Thread: walsender waiting_for_ping spuriously set
Ashutosh Bapat noticed that WalSndWaitForWal() is setting waiting_for_ping_response after sending a keepalive that does *not* request a reply. The bad consequence is that other callers that do require a reply end up in not sending a keepalive, because they think it was already sent previously. So the whole thing gets stuck. He found that commit 41d5f8ad734 failed to remove the setting of waiting_for_ping_response after changing the "request" parameter WalSndKeepalive from true to false; that seems to have been an omission and it breaks the algorithm. Thread at [1]. The simplest fix is just to remove the line that sets waiting_for_ping_response, but I think it is less error-prone to have WalSndKeepalive set the flag itself, instead of expecting its callers to do it (and know when to). Patch attached. Also rewords some related commentary. [1] https://postgr.es/m/flat/BLU436-SMTP25712B7EF9FC2ADEB87C522DC040@phx.gbl -- Álvaro Herrera Valdivia, Chile
Attachment
The patch looks good to me. Thanks for improving comments around that code. I like the change to set waiting_for_ping_response in WalSndKeepalive. Thanks.

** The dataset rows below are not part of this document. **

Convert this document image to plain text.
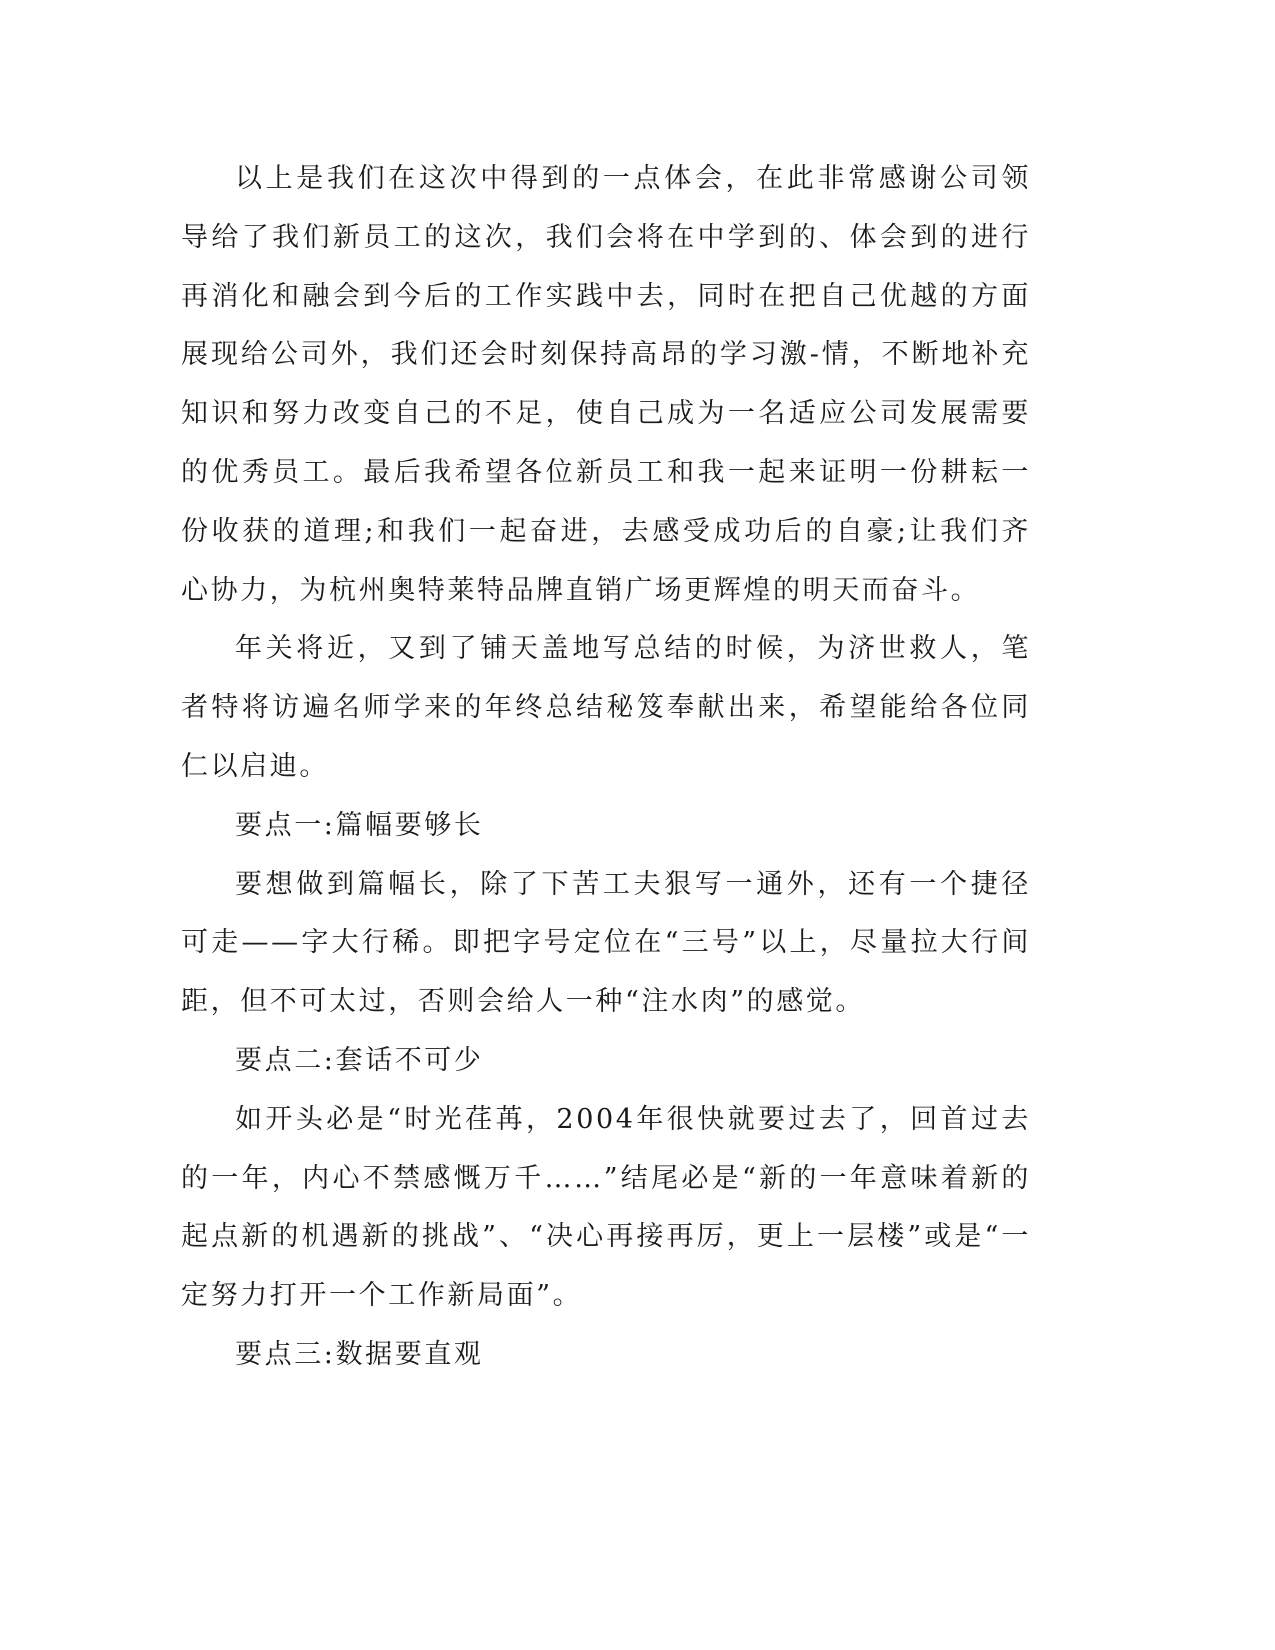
以上是我们在这次中得到的一点体会，在此非常感谢公司领导给了我们新员工的这次，我们会将在中学到的、体会到的进行再消化和融会到今后的工作实践中去，同时在把自己优越的方面展现给公司外，我们还会时刻保持高昂的学习激-情，不断地补充知识和努力改变自己的不足，使自己成为一名适应公司发展需要的优秀员工。最后我希望各位新员工和我一起来证明一份耕耘一份收获的道理;和我们一起奋进，去感受成功后的自豪;让我们齐心协力，为杭州奥特莱特品牌直销广场更辉煌的明天而奋斗。

年关将近，又到了铺天盖地写总结的时候，为济世救人，笔者特将访遍名师学来的年终总结秘笈奉献出来，希望能给各位同仁以启迪。

要点一:篇幅要够长

要想做到篇幅长，除了下苦工夫狠写一通外，还有一个捷径可走——字大行稀。即把字号定位在“三号”以上，尽量拉大行间距，但不可太过，否则会给人一种“注水肉”的感觉。

要点二:套话不可少

如开头必是“时光荏苒，2004年很快就要过去了，回首过去的一年，内心不禁感慨万千……”结尾必是“新的一年意味着新的起点新的机遇新的挑战”、“决心再接再厉，更上一层楼”或是“一定努力打开一个工作新局面”。

要点三:数据要直观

On Fri, 7 Aug 2020 at 04:26, Alvaro Herrera <alvherre@2ndquadrant.com> wrote:
Ashutosh Bapat noticed that WalSndWaitForWal() is setting
waiting_for_ping_response after sending a keepalive that does *not*
request a reply. The bad consequence is that other callers that do
require a reply end up in not sending a keepalive, because they think it
was already sent previously. So the whole thing gets stuck.
He found that commit 41d5f8ad734 failed to remove the setting of
waiting_for_ping_response after changing the "request" parameter
WalSndKeepalive from true to false; that seems to have been an omission
and it breaks the algorithm. Thread at [1].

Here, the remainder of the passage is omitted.